Supporting Recovery. Challenging Stigma.
With treatment,
what was once a disordered place has become a place of calm. With art, what was closed off gives the promise of hope.
Brushes with Life is a creative arts program for people in treatment OASIS and STEP; members of Club Nova, a local clubhouse for persons with mental illness; and other select community programs in the Chapel Hill area.
Through the creation of visual art, poetry, film, and music, participants find healing and move toward recovery. By connecting with the larger community around their work, they promote a broader understanding of the human side of mental illness.
Artists select a wide range of media to convey their ideas and feelings. They further their talents by participating in program-sponsored art classes. They have opportunities to share their work in the Brushes with Life gallery and in traveling exhibitions.
Gallery organizers include hospital staff, patient artists, family members, community volunteers, and mental health professionals.

Brushes with Life started in 2000 and ever since the program has been supporting recovery from mental illness and challenging the stigma associated with these conditions.
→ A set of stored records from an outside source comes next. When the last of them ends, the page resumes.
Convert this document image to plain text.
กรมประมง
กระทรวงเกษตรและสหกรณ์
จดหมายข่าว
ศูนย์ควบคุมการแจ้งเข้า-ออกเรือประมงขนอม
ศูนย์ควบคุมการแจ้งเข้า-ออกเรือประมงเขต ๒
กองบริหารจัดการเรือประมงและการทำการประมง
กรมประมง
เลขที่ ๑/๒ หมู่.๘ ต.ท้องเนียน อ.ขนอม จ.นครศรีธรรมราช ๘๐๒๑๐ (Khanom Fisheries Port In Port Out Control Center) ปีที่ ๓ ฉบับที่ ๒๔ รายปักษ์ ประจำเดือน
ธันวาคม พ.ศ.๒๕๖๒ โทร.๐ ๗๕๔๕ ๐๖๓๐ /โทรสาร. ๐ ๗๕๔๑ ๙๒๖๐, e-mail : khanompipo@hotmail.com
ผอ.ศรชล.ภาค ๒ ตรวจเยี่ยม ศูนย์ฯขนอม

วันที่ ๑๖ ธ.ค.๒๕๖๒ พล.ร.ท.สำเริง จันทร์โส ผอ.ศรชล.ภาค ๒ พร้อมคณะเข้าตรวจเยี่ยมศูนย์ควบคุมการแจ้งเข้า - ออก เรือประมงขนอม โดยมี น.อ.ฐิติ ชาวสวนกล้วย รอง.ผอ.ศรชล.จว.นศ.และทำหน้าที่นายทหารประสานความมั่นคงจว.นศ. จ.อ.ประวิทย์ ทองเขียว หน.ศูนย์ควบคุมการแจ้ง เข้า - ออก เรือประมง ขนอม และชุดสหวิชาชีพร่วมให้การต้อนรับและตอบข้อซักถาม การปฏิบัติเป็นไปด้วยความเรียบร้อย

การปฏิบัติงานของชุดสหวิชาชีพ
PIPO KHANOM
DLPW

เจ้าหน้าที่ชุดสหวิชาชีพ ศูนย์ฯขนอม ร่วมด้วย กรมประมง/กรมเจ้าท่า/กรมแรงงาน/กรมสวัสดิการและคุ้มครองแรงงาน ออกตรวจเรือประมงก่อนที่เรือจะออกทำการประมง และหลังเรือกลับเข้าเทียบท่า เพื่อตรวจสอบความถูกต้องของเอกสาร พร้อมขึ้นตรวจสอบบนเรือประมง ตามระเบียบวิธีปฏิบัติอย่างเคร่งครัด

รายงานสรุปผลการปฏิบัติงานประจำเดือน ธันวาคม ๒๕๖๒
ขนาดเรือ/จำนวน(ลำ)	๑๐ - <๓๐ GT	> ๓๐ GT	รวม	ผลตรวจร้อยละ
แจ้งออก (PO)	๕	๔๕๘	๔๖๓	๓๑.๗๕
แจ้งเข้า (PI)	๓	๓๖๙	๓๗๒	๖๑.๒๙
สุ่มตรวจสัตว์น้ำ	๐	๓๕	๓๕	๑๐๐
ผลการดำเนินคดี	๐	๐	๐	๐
To view an interactive timeline highlighting major milestones, click here.
In 2009, Brushes with Life (video trailer below), received an honorable mention from the SAMHSA Voice Awards. The documentary, produced by Brushes with Life artist and videographer Philip Brubaker, featured eight fellow artists and the challenges they face striving for creative recognition in a society that often stigmatizes and/or dismisses people with mental illness.
Hello. I am Robert Kwami Jackson. I grew up in Raleigh, NC. My hands were (severely) burned at the age of three. I became interested in art by copying pictures out of magazines at the kitchen table at my grandmother's house after school.
I was about seven or eight when I saw a painting by Pablo Picasso called "Guernica." At that exact moment I said to myself, "I can do that." Whether I could or couldn't I believed that I could and, from that moment on, I became an artist.
From childhood to early adolescence I did nothing but sketches; art with no color, no painting, not even shading with pencils. This was not my intention but I do believe this established my art style. That later transformed over into my paintings.
At age nineteen, I found myself studying commercial art. I didn't finish school but I did learn how to paint, which I have been doing for sixteen years. I don't know it all but I know enough to get by. I'm still learning, which makes it exciting. Experiences and life play a major part in it as well as spirituality, and keeping a peaceful mind.
Brushes with Life has been the first gallery to show my body of work. Although I'm getting older, my dream is to become a teacher of art and a famous artist.
(various artists)
Research shows that at some point during the course of any illness, physical as well as mental, most people go off their medicines. There are many reasons a person may stop taking their medication, including: 1) The drug has stopped the symptoms. 2) They don't want to believe that they are chronically ill and need medicine. 3) The medicine has powerful, negative side effects such as sedation, agitation, constipation, weight-gain, and worse. 4) They can't afford a particular medication.